For elected officials, aside from a handful of individual cost-of-living adjustments, the county has neglected compensation issue for years, Trevino said. At the same time, he doesn’t support raising officials’ compensation to the cap, he said, adding that he’s heard a number of concerns from constituents over the issue and understands those concerns.
“It will not be the maximum,” Trevino said. “That’s for sure. It’s got to be a much more reasonable number that’s in line with a reasonable approach and concerns that have been raised.”
Going forward, the idea is for the county to stay on top of compensation and make adjustments when called for, guided by the classification system, rather than playing catch-up every 20 years or so, he said.
“Kicking the can down the road doesn’t always work,” Trevino said. “We’re going to have to address these issues.”
He added that just because Cameron County is poor doesn’t mean it should resign itself to being last and least in all things.
“I’ve got to believe we’re doing a little bit better than we were 20 years ago, and I feel positive about the future,” Trevino said. “While we have to work within the constraints of our budget and our financial means, that doesn’t necessarily mean that we … shouldn’t be striving for more.
“We’ve got SpaceX developing in our backyard, the port is growing by leaps and bounds, there’s workforce training and a lot of projects here in Cameron County that, if they come to fruition, hopefully will have a positive impact for our community.”
Interim County Administrator Pete Sepulveda Jr., who researched the salary issue, said he used a survey from the Texas Association of Counties to compare salaries of Cameron County elected officials to those of counties of roughly similar population.
Compared to counties with populations of 100,000 and more, Cameron County was second from the bottom in what it pays elected officials, he said. Among counties with populations of 300,000, Cameron County was the lowest, Sepulveda said, noting that the disparity is worse for some elected official positions than for others.
And while there are a number of other metrics that could be taken into consideration — per-capita income and poverty levels, for instance — the county believes raises are justified, he said, while adding that he doesn’t speak for the county judge or commissioners court.
“How do you arrive at a number that is fair and just? I think that’s something that the court is trying to deal with,” Sepulveda said. “I don’t think there’s a formula you can utilize to come up with that number. I think the court is going to have to decide what is fair and what is just.”
Cameron County’s population is nearly 424,000, according to a 2018 Census Bureau estimate. Its per-capita income is $27,241, among the lowest in the state, and has a poverty rate of 31.2 percent.

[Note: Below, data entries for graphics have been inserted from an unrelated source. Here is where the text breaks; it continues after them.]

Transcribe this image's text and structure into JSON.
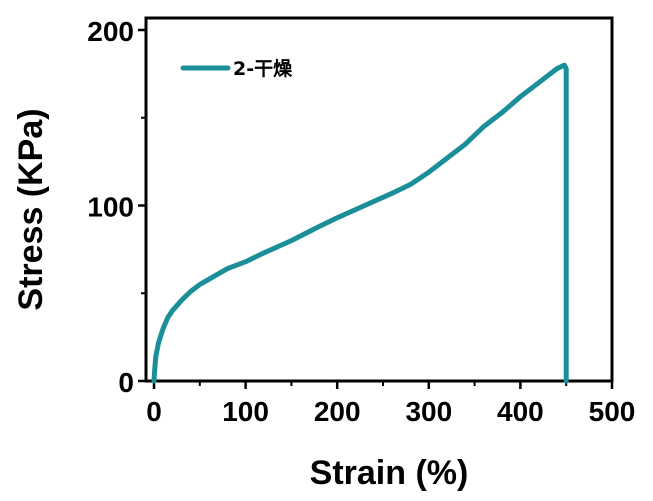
{
  "chart_data": {
    "type": "line",
    "title": "",
    "xlabel": "Strain (%)",
    "ylabel": "Stress (KPa)",
    "xlim": [
      0,
      500
    ],
    "ylim": [
      0,
      200
    ],
    "xticks": [
      0,
      100,
      200,
      300,
      400,
      500
    ],
    "yticks": [
      0,
      100,
      200
    ],
    "xtick_labels": [
      "0",
      "100",
      "200",
      "300",
      "400",
      "500"
    ],
    "ytick_labels": [
      "0",
      "100",
      "200"
    ],
    "grid": false,
    "legend_position": "top-left",
    "series": [
      {
        "name": "2-干燥",
        "color": "#1a8f9a",
        "x": [
          0,
          1,
          2,
          5,
          10,
          15,
          20,
          30,
          40,
          50,
          60,
          80,
          100,
          120,
          150,
          180,
          200,
          230,
          260,
          280,
          300,
          320,
          340,
          360,
          380,
          400,
          420,
          440,
          448,
          450,
          450
        ],
        "y": [
          0,
          8,
          14,
          22,
          30,
          36,
          40,
          46,
          51,
          55,
          58,
          64,
          68,
          73,
          80,
          88,
          93,
          100,
          107,
          112,
          119,
          127,
          135,
          145,
          153,
          162,
          170,
          178,
          180,
          178,
          0
        ]
      }
    ]
  }
}
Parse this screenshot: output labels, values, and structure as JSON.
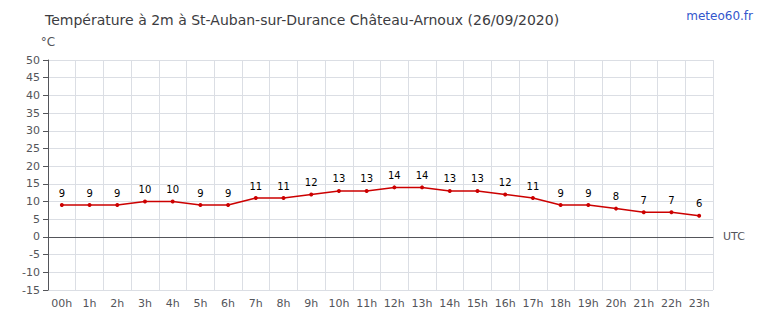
{
  "chart_data": {
    "type": "line",
    "title": "Température à 2m à St-Auban-sur-Durance Château-Arnoux (26/09/2020)",
    "ylabel": "°C",
    "xlabel": "UTC",
    "annotations": [
      "meteo60.fr"
    ],
    "categories": [
      "00h",
      "1h",
      "2h",
      "3h",
      "4h",
      "5h",
      "6h",
      "7h",
      "8h",
      "9h",
      "10h",
      "11h",
      "12h",
      "13h",
      "14h",
      "15h",
      "16h",
      "17h",
      "18h",
      "19h",
      "20h",
      "21h",
      "22h",
      "23h"
    ],
    "values": [
      9,
      9,
      9,
      10,
      10,
      9,
      9,
      11,
      11,
      12,
      13,
      13,
      14,
      14,
      13,
      13,
      12,
      11,
      9,
      9,
      8,
      7,
      7,
      6
    ],
    "color": "#cc0000",
    "ylim": [
      -15,
      50
    ],
    "yticks": [
      -15,
      -10,
      -5,
      0,
      5,
      10,
      15,
      20,
      25,
      30,
      35,
      40,
      45,
      50
    ],
    "grid": true,
    "data_labels": true
  }
}
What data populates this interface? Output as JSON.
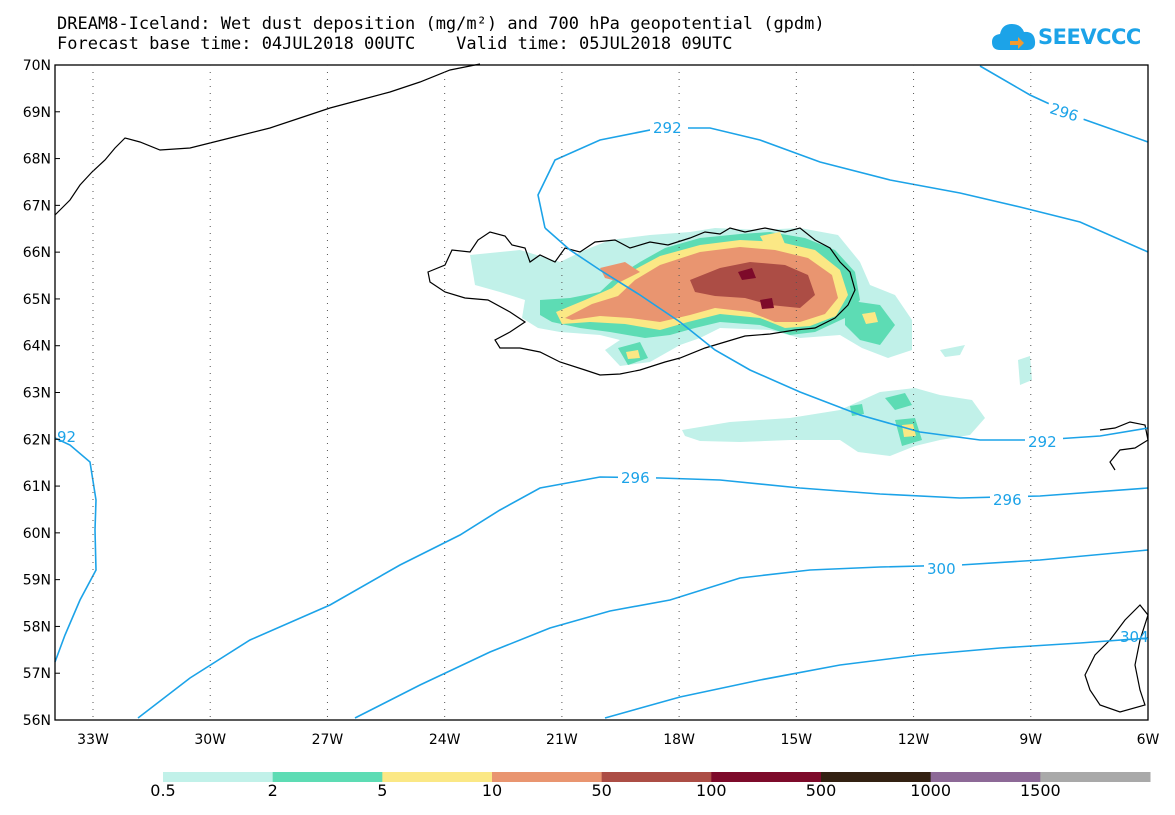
{
  "header": {
    "title_line1": "DREAM8-Iceland: Wet dust deposition (mg/m²) and 700 hPa geopotential (gpdm)",
    "title_line2": "Forecast base time: 04JUL2018 00UTC    Valid time: 05JUL2018 09UTC",
    "logo_text": "SEEVCCC"
  },
  "map": {
    "lat_labels": [
      "70N",
      "69N",
      "68N",
      "67N",
      "66N",
      "65N",
      "64N",
      "63N",
      "62N",
      "61N",
      "60N",
      "59N",
      "58N",
      "57N",
      "56N"
    ],
    "lon_labels": [
      "33W",
      "30W",
      "27W",
      "24W",
      "21W",
      "18W",
      "15W",
      "12W",
      "9W",
      "6W"
    ],
    "contour_labels": [
      "292",
      "296",
      "296",
      "296",
      "292",
      "300",
      "304",
      "92"
    ]
  },
  "colorbar": {
    "colors": [
      "#c1f1e9",
      "#5ddcb4",
      "#fbe885",
      "#e99570",
      "#ac4d45",
      "#7d0a2a",
      "#332112",
      "#8d6997",
      "#a9a9a9"
    ],
    "labels": [
      "0.5",
      "2",
      "5",
      "10",
      "50",
      "100",
      "500",
      "1000",
      "1500"
    ]
  }
}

Hidalgo County has a population more than double Cameron County’s, per-capita income of $25,617 and a poverty rate of 31.8 percent. Hidalgo County’s proposed salary schedule for 2019 is $118,099.80 for county judge plus an $8,000 automobile allowance, and $101,228.40 plus an $8,000 automobile allowance for commissioners.
Willacy County, with a much smaller population of 21,839, a poverty rate of 35.6 percent and a per-capita income of $30,047, pays its county judge $44,745 a year and its commissioners $32,300 annually.

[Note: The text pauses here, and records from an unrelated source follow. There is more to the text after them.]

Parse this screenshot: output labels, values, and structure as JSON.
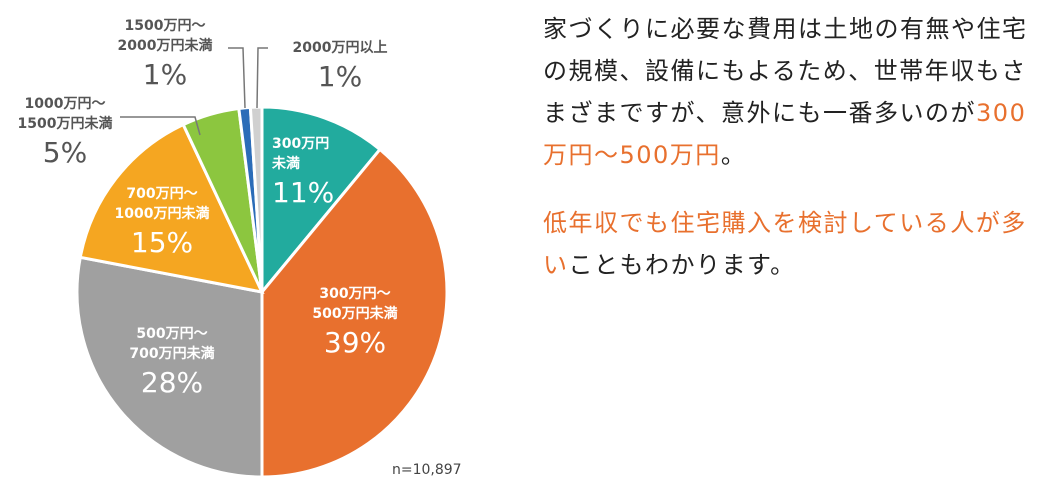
{
  "chart_data": {
    "type": "pie",
    "n_label": "n=10,897",
    "slices": [
      {
        "label_lines": [
          "300万円",
          "未満"
        ],
        "pct_text": "11%",
        "value": 11,
        "color": "#22ab9e"
      },
      {
        "label_lines": [
          "300万円～",
          "500万円未満"
        ],
        "pct_text": "39%",
        "value": 39,
        "color": "#e8702e"
      },
      {
        "label_lines": [
          "500万円～",
          "700万円未満"
        ],
        "pct_text": "28%",
        "value": 28,
        "color": "#a0a0a0"
      },
      {
        "label_lines": [
          "700万円～",
          "1000万円未満"
        ],
        "pct_text": "15%",
        "value": 15,
        "color": "#f5a621"
      },
      {
        "label_lines": [
          "1000万円～",
          "1500万円未満"
        ],
        "pct_text": "5%",
        "value": 5,
        "color": "#8cc63f"
      },
      {
        "label_lines": [
          "1500万円～",
          "2000万円未満"
        ],
        "pct_text": "1%",
        "value": 1,
        "color": "#2b6cb8"
      },
      {
        "label_lines": [
          "2000万円以上"
        ],
        "pct_text": "1%",
        "value": 1,
        "color": "#d0d0d0"
      }
    ]
  },
  "description": {
    "para1": [
      {
        "text": "家づくりに必要な費用は土地の有無や住宅の規模、設備にもよるため、世帯年収もさまざまですが、意外にも一番多いのが",
        "highlight": false
      },
      {
        "text": "300万円～500万円",
        "highlight": true
      },
      {
        "text": "。",
        "highlight": false
      }
    ],
    "para2": [
      {
        "text": "低年収でも住宅購入を検討している人が多い",
        "highlight": true
      },
      {
        "text": "こともわかります。",
        "highlight": false
      }
    ]
  },
  "colors": {
    "highlight": "#e8702e",
    "text": "#222222"
  }
}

Starr County, population 63,420, has a poverty rate of 35 percent and per-capita income of $24,981, yet pays its county judge and commissioners $74,918 annually, $4,175 higher than Trevino’s current compensation and $25,842 more than the highest paid Cameron County commissioners.
Sepulveda said crunching the numbers for the merger this year of the Brownsville Metropolitan Planning Organization with the Rio Grande Valley’s other two MPOs, while a lot of work, was less difficult figuring out where to set compensation.
“We spent lot of time looking at funding formulas,” he said. “That was easy compared to this issue.”